HONOLULU (HawaiiNewsNow) - About a month after the Attorney General's office's charities division opened a civil investigation into questionable spending by the Bishop Museum's former CEO, Hawaii News Now has learned that the AG's office has launched a separate criminal probe.
Multiple sources say the museum is cooperating with the criminal investigation and has handed over a number of documents relating to its former president Blair Collis' use of his museum credit card.
Sources say that the criminal investigation is wide-ranging and could lead to theft, fraud and even money laundering charges. But legal experts said it's a difficult case because the museum board allowed the questionable purchases to go for years and did little to curb Collis' spending.
"They're really accomplices if they're enabling the people using the cards to use them for improper purposes," said defense attorney Victor Bakke. "(It's) kind of a debacle."
Collis could not be reached and the museum had no comment.
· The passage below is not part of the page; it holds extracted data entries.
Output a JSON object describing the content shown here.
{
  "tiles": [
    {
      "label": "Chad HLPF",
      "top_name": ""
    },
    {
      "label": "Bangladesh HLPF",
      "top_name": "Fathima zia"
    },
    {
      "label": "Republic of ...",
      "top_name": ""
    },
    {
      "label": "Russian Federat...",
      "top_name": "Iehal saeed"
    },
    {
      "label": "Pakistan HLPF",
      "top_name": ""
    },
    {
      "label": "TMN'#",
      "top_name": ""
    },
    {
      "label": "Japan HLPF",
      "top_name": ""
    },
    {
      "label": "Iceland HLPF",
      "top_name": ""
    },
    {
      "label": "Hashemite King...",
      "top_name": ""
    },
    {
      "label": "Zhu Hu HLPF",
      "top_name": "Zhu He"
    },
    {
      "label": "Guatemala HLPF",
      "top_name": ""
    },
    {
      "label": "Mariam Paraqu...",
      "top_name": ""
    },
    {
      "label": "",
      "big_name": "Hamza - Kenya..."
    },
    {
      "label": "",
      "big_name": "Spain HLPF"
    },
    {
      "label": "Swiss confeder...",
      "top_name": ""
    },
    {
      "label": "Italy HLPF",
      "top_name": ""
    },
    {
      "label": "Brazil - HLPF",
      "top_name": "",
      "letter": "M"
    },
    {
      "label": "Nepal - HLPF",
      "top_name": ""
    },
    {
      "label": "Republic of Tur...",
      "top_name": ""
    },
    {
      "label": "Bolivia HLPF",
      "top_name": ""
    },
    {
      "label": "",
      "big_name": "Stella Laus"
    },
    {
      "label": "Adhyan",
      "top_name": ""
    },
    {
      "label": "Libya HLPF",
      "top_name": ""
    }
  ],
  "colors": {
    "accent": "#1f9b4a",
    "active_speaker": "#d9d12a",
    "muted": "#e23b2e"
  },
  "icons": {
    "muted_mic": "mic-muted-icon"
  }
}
According to several sources, the criminal investigators are looking at a number of charges that don't appear to be related to Collis' work at museum, such as items Collis bought at Bed, Bath and Beyond, Tamura's Fine Wine & Liquors, and at the Ala Moana Cartier jewelry store.
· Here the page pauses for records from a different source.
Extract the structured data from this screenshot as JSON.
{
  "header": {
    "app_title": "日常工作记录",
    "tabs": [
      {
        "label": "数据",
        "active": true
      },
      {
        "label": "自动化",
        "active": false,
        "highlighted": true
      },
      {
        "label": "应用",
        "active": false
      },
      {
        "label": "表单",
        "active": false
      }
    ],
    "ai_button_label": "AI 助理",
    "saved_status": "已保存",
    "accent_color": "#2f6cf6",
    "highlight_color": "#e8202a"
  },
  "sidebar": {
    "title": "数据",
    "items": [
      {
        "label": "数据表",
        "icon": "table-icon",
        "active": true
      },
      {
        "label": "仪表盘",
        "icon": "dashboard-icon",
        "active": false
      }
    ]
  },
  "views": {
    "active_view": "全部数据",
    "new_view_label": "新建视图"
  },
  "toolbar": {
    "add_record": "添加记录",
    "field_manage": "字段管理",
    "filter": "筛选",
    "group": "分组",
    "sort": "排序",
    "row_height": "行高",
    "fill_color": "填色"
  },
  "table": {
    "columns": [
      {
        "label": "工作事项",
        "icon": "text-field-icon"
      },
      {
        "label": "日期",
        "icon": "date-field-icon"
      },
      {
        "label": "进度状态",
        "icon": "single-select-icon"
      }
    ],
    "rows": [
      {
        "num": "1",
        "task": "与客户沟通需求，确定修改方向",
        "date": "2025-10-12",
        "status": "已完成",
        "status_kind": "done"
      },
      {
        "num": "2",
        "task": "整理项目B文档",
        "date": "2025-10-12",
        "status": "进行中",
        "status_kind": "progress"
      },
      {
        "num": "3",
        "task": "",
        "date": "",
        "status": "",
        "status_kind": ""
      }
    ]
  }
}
The case has a number of parallels with another high-profile investigation that's being conducted by the Attorney General's office: the investigation into p-Card abuses by Big Island Mayor Billy Kenoi. Like Collis, Kenoi is accused of using his work credit card to make tens of thousands of dollars in questionable purchases, including a surf board and a high-performance training bicycle. Both paid back a majority of the expenses but only after questions were raised about their purchases.
"You do also see similarities which is basically you have an individual using someone else's credit card with little or no oversight," Bakke said.
Attorney General Doug Chin's criminal investigation is separate from a civil investigation his office is conducting.
That civil investigation could result in fines not just against Collis but also against the board for allowing the misspending to go on for so long.